La question des viols avait été pour la première fois soulevée, le 29 juillet, par Mehdi Karoubi dans une lettre à l’ancien président Ali Akbar Hachémi Rafsandjani, qui dirige deux institutions clés du régime. «Un certain nombre de personnes arrêtées ont affirmé que des jeunes femmes et de jeunes hommes avaient été sauvagement violés», avait-il accusé. Quelques jours auparavant, il avait dénoncé, dans une autre lettre, l’arbitraire des services secrets – les qualifiant d’«outil le plus opaque et terrifiant qui soit» – et «les centres de détentions illégaux». La mouvance radicale l’avait aussitôt accusé d’être un menteur, exigeant qu’il soit arrêté et puni de 80 coups de fouet. Le Guide suprême, l’ayatollah Ali Khamenei, avait cependant décidé la fermeture du plus terrible centre de détention clandestin, celui de Kahrizak (Libération du 18 novembre), où les tortures et peut-être même les viols étaient fréquents.

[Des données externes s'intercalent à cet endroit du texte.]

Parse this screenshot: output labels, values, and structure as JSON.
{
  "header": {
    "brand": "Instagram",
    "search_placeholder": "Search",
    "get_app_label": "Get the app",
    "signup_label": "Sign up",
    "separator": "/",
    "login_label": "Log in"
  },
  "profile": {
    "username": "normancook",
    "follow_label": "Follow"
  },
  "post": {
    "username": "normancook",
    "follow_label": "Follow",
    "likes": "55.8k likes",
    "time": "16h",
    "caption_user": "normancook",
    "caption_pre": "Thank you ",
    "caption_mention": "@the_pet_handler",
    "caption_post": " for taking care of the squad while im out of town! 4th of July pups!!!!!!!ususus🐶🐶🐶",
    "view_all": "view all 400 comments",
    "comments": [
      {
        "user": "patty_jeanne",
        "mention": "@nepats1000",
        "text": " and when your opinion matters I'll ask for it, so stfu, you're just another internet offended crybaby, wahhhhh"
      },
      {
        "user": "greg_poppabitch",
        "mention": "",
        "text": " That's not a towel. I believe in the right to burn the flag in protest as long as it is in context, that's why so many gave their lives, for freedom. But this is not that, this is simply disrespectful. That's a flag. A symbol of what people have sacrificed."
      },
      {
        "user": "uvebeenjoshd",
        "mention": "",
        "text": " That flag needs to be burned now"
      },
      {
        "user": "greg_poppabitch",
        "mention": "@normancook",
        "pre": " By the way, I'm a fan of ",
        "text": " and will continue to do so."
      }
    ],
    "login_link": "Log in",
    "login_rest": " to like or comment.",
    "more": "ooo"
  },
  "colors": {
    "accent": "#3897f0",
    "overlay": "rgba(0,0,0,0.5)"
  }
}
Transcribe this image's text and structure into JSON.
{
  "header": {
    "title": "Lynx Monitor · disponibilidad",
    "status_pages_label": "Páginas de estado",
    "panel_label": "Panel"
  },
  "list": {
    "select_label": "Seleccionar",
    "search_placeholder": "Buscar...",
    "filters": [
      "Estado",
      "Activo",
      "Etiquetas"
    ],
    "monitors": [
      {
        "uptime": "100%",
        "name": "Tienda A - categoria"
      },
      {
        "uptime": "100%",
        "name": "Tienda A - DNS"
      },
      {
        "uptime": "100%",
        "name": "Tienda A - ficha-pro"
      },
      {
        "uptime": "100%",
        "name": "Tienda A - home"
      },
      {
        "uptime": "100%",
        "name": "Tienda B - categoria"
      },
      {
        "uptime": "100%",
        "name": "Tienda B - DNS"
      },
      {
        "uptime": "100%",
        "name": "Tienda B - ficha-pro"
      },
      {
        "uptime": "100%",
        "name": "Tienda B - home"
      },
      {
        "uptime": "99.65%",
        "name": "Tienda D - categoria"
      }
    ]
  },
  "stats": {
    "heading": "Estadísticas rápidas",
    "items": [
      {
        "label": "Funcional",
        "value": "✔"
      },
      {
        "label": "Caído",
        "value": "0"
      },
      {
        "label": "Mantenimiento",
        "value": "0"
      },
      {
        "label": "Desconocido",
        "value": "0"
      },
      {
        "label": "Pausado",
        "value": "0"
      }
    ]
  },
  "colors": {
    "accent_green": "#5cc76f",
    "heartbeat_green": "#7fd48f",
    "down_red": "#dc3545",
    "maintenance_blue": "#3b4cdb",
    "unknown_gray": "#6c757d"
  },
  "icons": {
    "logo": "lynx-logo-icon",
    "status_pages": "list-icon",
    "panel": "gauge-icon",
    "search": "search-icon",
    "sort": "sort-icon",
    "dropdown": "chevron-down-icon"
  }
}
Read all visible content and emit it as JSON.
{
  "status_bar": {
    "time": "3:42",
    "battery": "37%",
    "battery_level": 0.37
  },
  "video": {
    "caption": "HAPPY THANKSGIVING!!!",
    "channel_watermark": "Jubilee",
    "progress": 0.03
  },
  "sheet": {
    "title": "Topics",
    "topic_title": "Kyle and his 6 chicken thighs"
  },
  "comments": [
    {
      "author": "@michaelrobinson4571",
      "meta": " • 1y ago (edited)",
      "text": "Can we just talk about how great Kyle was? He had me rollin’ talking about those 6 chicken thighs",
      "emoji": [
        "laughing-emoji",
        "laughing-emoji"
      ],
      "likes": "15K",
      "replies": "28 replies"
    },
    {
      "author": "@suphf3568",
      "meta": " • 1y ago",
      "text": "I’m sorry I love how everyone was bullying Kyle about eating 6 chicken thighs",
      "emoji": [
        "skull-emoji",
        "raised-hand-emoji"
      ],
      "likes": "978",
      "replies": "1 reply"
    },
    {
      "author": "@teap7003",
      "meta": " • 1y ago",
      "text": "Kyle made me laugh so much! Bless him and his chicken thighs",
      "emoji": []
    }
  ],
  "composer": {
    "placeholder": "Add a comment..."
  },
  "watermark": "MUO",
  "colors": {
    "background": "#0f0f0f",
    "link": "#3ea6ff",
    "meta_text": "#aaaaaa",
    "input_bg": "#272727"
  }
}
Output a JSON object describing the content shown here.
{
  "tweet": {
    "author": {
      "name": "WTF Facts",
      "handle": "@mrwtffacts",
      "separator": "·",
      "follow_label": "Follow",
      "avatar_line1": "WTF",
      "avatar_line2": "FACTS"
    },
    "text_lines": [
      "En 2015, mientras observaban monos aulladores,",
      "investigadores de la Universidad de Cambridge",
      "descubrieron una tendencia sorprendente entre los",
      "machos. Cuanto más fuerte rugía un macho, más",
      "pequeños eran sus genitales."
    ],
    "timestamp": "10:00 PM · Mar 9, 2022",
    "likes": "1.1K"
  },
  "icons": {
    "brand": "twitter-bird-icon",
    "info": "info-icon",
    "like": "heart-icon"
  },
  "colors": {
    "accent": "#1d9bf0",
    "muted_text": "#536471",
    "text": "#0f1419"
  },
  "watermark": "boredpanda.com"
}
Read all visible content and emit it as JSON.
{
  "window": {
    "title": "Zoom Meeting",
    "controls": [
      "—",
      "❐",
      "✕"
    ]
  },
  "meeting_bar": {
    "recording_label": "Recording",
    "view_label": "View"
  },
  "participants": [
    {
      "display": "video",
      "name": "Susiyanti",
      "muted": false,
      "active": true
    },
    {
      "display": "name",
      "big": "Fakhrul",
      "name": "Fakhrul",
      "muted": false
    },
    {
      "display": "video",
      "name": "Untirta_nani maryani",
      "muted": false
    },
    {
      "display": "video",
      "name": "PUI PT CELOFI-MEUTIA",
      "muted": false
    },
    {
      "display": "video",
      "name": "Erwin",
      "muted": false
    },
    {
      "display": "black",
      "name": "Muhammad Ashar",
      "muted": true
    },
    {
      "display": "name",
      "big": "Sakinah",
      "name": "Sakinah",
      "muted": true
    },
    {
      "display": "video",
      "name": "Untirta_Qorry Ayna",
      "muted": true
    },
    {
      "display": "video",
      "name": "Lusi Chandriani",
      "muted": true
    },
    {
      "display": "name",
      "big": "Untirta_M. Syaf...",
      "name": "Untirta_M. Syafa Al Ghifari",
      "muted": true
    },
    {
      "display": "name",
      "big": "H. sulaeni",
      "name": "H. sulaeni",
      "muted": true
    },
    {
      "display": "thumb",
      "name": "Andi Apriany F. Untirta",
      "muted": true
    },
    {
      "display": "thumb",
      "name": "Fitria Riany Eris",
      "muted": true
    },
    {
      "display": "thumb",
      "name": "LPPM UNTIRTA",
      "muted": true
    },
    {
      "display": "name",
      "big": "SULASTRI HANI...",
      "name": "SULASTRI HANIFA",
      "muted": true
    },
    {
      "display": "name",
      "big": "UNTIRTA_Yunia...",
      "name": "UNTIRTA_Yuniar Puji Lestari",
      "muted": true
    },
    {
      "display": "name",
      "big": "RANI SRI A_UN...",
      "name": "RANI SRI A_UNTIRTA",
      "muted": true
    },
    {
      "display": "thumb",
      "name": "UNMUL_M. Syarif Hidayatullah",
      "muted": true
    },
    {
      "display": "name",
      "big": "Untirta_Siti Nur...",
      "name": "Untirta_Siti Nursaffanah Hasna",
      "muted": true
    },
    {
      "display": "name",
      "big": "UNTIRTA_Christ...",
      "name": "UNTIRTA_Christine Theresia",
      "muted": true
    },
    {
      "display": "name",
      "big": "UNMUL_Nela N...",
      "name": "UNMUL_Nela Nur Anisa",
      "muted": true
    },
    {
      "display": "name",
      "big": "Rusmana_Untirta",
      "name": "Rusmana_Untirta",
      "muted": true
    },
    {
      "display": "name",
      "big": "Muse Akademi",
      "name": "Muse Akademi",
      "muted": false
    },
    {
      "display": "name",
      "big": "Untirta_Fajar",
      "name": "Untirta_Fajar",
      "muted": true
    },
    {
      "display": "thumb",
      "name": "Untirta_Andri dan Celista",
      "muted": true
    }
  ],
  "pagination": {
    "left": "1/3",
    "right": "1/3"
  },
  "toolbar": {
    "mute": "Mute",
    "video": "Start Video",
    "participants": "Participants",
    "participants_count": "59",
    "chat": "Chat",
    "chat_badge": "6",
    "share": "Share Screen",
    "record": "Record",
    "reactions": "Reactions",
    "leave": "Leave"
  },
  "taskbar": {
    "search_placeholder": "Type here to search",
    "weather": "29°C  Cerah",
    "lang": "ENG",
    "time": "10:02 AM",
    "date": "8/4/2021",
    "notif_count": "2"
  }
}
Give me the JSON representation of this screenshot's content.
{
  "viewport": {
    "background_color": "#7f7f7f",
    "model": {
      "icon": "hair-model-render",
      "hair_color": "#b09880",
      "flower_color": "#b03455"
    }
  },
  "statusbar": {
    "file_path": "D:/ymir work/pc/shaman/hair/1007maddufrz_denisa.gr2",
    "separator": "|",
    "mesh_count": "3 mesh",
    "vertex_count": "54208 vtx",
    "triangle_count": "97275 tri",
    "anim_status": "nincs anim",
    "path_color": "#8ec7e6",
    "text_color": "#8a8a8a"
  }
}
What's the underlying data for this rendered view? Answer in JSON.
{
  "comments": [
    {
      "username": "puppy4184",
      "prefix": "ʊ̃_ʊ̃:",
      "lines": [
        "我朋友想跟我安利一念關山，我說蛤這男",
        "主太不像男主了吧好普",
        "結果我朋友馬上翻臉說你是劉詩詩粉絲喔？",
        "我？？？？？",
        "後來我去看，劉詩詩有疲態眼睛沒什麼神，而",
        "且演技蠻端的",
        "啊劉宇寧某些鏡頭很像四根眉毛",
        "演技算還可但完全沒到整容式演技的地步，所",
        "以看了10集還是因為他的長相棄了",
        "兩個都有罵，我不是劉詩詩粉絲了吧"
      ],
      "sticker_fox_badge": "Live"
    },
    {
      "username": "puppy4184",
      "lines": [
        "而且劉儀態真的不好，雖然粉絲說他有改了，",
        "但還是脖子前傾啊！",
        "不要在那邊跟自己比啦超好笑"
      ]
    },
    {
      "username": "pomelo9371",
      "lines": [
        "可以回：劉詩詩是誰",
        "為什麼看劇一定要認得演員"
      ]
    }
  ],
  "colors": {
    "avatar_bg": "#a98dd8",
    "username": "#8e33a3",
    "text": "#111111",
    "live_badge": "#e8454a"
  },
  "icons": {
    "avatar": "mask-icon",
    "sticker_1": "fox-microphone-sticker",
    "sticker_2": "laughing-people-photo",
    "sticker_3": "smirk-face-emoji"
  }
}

A Téhéran, le procureur général (et ancien ministre des Renseignements), le religieux Gholam Hossein Mohseni-Ejei, a affirmé que les amis politiques de Ibrahim Mehtari étaient responsables de ce qui lui est arrivé. Le journaliste, lui, essaye de vivre avec ce qu’il a enduré mais sans vouloir pour autant oublier : «A cause de ce que j’ai vécu, j’ai compris ce qu’il s’est passé pendant les années de plomb que furent les années 80. Les crimes commis aujourd’hui sont les mêmes que ceux que la République islamique commettait hier. La République islamique est connue dans le monde pour les valeurs qu’elle représente alors que celles-ci sont fausses. C’est pour cela que les victimes ne doivent jamais garder le silence.»